Kellers Buch ist auch zu entnehmen, dass das Escher-Denkmal einige Jahre in den Geburtswehen lag. In Eschers Todesjahr beschloss die Tagsatzung, das Denkmal auf dem Biberlikopf zu errichten, dort, «wo man das wohltätige Nationalwerk, dem er den besten Theil seines Lebens weihete, am vollkommensten übersieht».

Daraus wurde aber nichts. Der Standort habe sich als ungeeignet erwiesen. Zwei Jahre später, 1825, wurde beschlossen, den Denkmal-Standort in die Nähe von Ziegelbrücke zu verlegen. Es blieb beim Beschluss.

Erst als Eschers Gattin 1832 starb, wurde die Tagsatzung in Sachen Denkmal plötzlich wieder aktiv. Der Kredit, der im Todesjahr Eschers für dessen Ehrung gesprochen worden war, sollte nun aber nicht mehr vollumfänglich nur für die Erinnerung an ihn ausgegeben werden.

«Escher hat es verdient»

Man wollte vom Kredit auch noch etwas für die Vollendung und Verbesserung «dieses Kanals» abzweigen. «Die anfängliche Euphorie war neuen Realitäten gewichen», folgert Keller in seinem Buch.
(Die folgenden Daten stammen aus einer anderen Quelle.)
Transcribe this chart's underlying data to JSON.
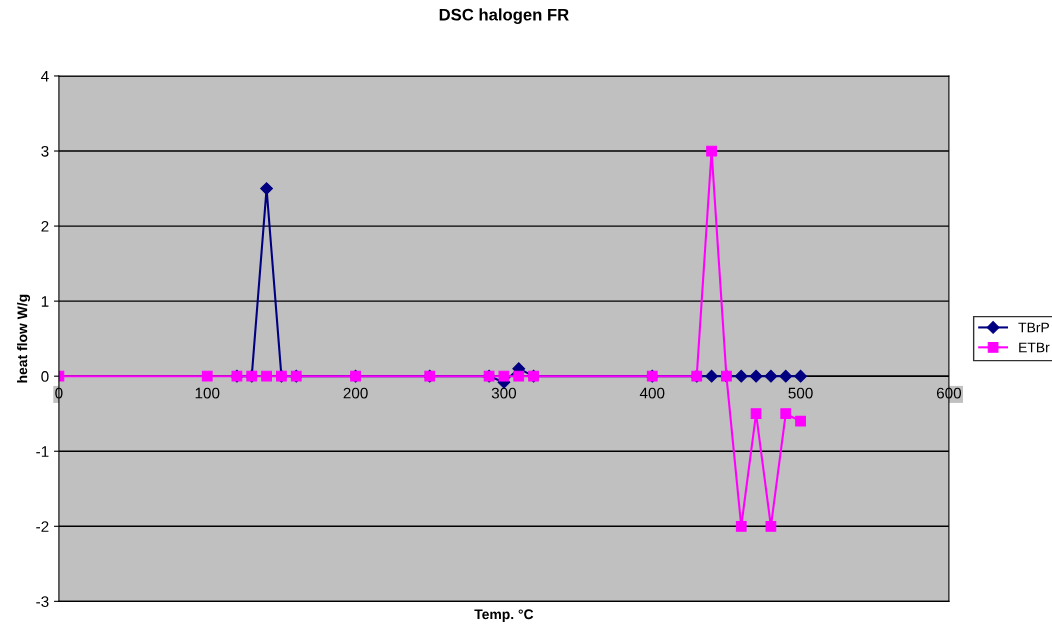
{
  "chart_data": {
    "type": "line",
    "title": "DSC halogen FR",
    "xlabel": "Temp. °C",
    "ylabel": "heat flow W/g",
    "xlim": [
      0,
      600
    ],
    "xticks": [
      0,
      100,
      200,
      300,
      400,
      500,
      600
    ],
    "ylim": [
      -3,
      4
    ],
    "yticks": [
      -3,
      -2,
      -1,
      0,
      1,
      2,
      3,
      4
    ],
    "grid": "y",
    "legend": "right",
    "x": [
      0,
      100,
      120,
      130,
      140,
      150,
      160,
      200,
      250,
      290,
      300,
      310,
      320,
      400,
      430,
      440,
      450,
      460,
      470,
      480,
      490,
      500
    ],
    "series": [
      {
        "name": "TBrP",
        "color": "#000080",
        "marker": "diamond",
        "values": [
          null,
          null,
          0,
          0,
          2.5,
          0,
          0,
          0,
          0,
          0,
          -0.08,
          0.1,
          0,
          0,
          0,
          0,
          0,
          0,
          0,
          0,
          0,
          0
        ]
      },
      {
        "name": "ETBr",
        "color": "#ff00ff",
        "marker": "square",
        "values": [
          0,
          0,
          0,
          0,
          0,
          0,
          0,
          0,
          0,
          0,
          0,
          0,
          0,
          0,
          0,
          3,
          0,
          -2,
          -0.5,
          -2,
          -0.5,
          -0.6
        ]
      }
    ]
  }
}
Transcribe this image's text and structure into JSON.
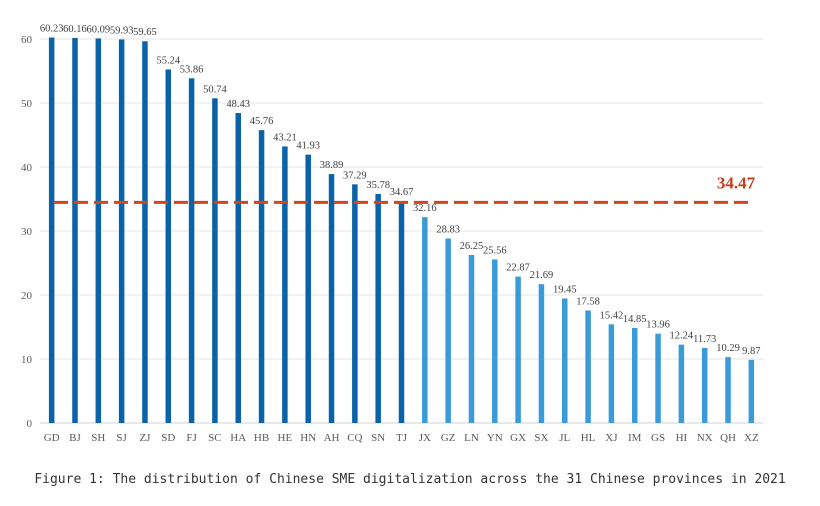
{
  "chart_data": {
    "type": "bar",
    "categories": [
      "GD",
      "BJ",
      "SH",
      "SJ",
      "ZJ",
      "SD",
      "FJ",
      "SC",
      "HA",
      "HB",
      "HE",
      "HN",
      "AH",
      "CQ",
      "SN",
      "TJ",
      "JX",
      "GZ",
      "LN",
      "YN",
      "GX",
      "SX",
      "JL",
      "HL",
      "XJ",
      "IM",
      "GS",
      "HI",
      "NX",
      "QH",
      "XZ"
    ],
    "values": [
      60.23,
      60.16,
      60.09,
      59.93,
      59.65,
      55.24,
      53.86,
      50.74,
      48.43,
      45.76,
      43.21,
      41.93,
      38.89,
      37.29,
      35.78,
      34.67,
      32.16,
      28.83,
      26.25,
      25.56,
      22.87,
      21.69,
      19.45,
      17.58,
      15.42,
      14.85,
      13.96,
      12.24,
      11.73,
      10.29,
      9.87
    ],
    "value_labels": [
      "60.23",
      "60.16",
      "60.09",
      "59.93",
      "59.65",
      "55.24",
      "53.86",
      "50.74",
      "48.43",
      "45.76",
      "43.21",
      "41.93",
      "38.89",
      "37.29",
      "35.78",
      "34.67",
      "32.16",
      "28.83",
      "26.25",
      "25.56",
      "22.87",
      "21.69",
      "19.45",
      "17.58",
      "15.42",
      "14.85",
      "13.96",
      "12.24",
      "11.73",
      "10.29",
      "9.87"
    ],
    "above_average_color": "#0a63a8",
    "below_average_color": "#3b9ad8",
    "average_line": {
      "value": 34.47,
      "label": "34.47",
      "color": "#d2461c",
      "style": "dashed"
    },
    "yticks": [
      "0",
      "10",
      "20",
      "30",
      "40",
      "50",
      "60"
    ],
    "ylim": [
      0,
      60
    ],
    "grid": true,
    "title": "",
    "xlabel": "",
    "ylabel": ""
  },
  "caption": "Figure 1: The distribution of Chinese SME digitalization across the 31 Chinese provinces in 2021"
}
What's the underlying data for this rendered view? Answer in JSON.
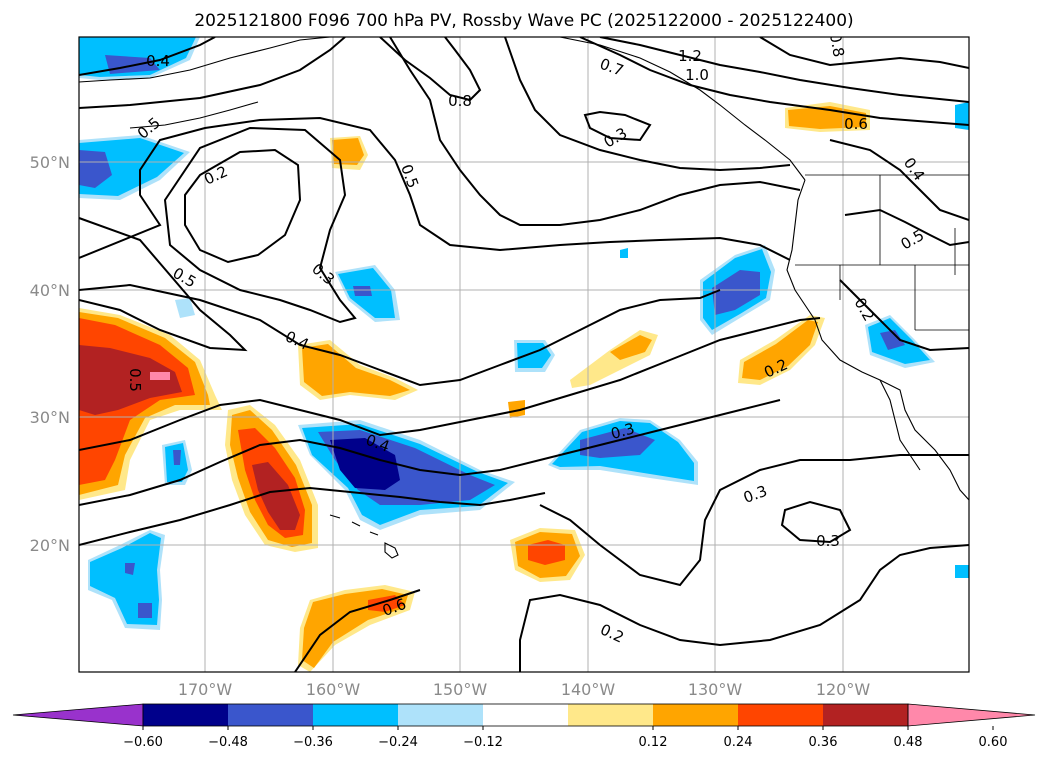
{
  "title": "2025121800 F096 700 hPa PV, Rossby Wave PC (2025122000 - 2025122400)",
  "lat_labels": [
    "50°N",
    "40°N",
    "30°N",
    "20°N"
  ],
  "lon_labels": [
    "170°W",
    "160°W",
    "150°W",
    "140°W",
    "130°W",
    "120°W"
  ],
  "colorbar": {
    "ticks": [
      "−0.60",
      "−0.48",
      "−0.36",
      "−0.24",
      "−0.12",
      "0.12",
      "0.24",
      "0.36",
      "0.48",
      "0.60"
    ],
    "colors": [
      "#9932cc",
      "#00008b",
      "#3a56cc",
      "#00bfff",
      "#aee2fa",
      "#ffffff",
      "#ffe88a",
      "#ffa500",
      "#ff4500",
      "#b22222",
      "#ff88aa"
    ]
  },
  "contour_labels": [
    "0.4",
    "0.5",
    "0.2",
    "0.5",
    "0.3",
    "0.4",
    "0.5",
    "0.8",
    "0.5",
    "0.7",
    "1.2",
    "1.0",
    "0.3",
    "0.8",
    "0.6",
    "0.4",
    "0.5",
    "0.2",
    "0.4",
    "0.3",
    "0.2",
    "0.3",
    "0.3",
    "0.2",
    "0.6"
  ]
}
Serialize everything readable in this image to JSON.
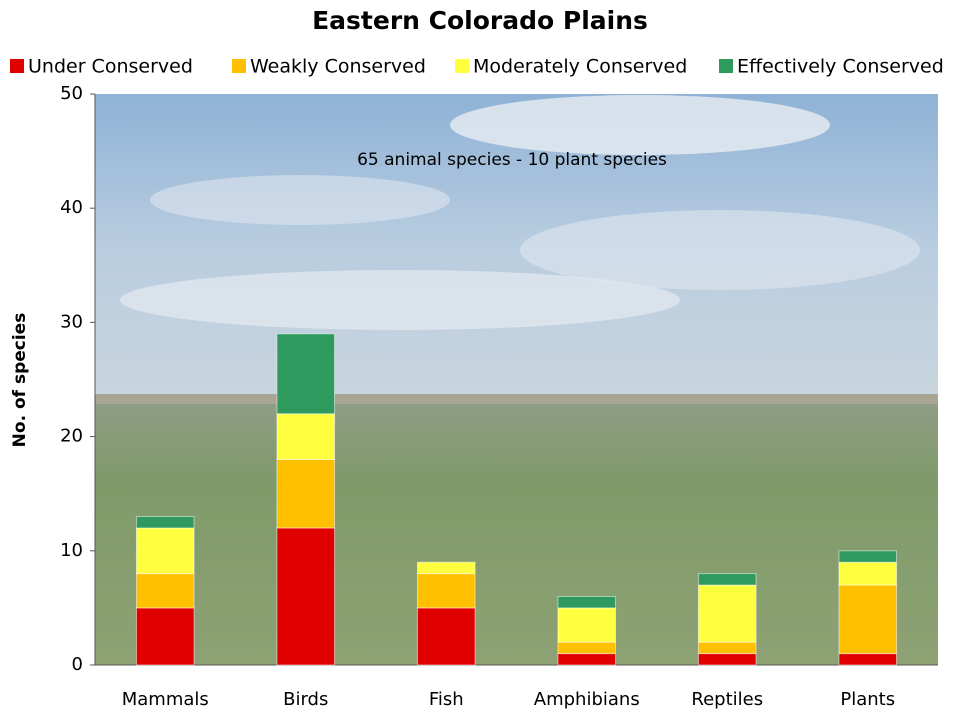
{
  "chart_data": {
    "type": "stacked-bar",
    "title": "Eastern Colorado Plains",
    "annotation": "65 animal species - 10 plant species",
    "y_label": "No. of species",
    "categories": [
      "Mammals",
      "Birds",
      "Fish",
      "Amphibians",
      "Reptiles",
      "Plants"
    ],
    "series": [
      {
        "name": "Under Conserved",
        "color": "#e00000",
        "values": [
          5,
          12,
          5,
          1,
          1,
          1
        ]
      },
      {
        "name": "Weakly Conserved",
        "color": "#ffc000",
        "values": [
          3,
          6,
          3,
          1,
          1,
          6
        ]
      },
      {
        "name": "Moderately Conserved",
        "color": "#ffff40",
        "values": [
          4,
          4,
          1,
          3,
          5,
          2
        ]
      },
      {
        "name": "Effectively Conserved",
        "color": "#2e9a5e",
        "values": [
          1,
          7,
          0,
          1,
          1,
          1
        ]
      }
    ],
    "ylim": [
      0,
      50
    ],
    "yticks": [
      0,
      10,
      20,
      30,
      40,
      50
    ],
    "legend": "top"
  }
}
Er freue sich, dass im Rahmen des Projektes Hochwasserschutz Linth 2000 das Denkmal «endlich von den zuwachsenden Bäumen und vom Friedhof-Groove befreit werden konnte», sagt Keller heute. Escher habe es verdient.

Er sei eine Persönlichkeit mit ausserordentlichen Fähigkeiten, mit einer unvorstellbaren Schaffenskraft und einer körperlichen Leistungsfähigkeit gewesen, «die mich staunen lässt». Seine Leistung und sein Lebenswerk gingen weit über seine Tätigkeit an der Linth hinaus.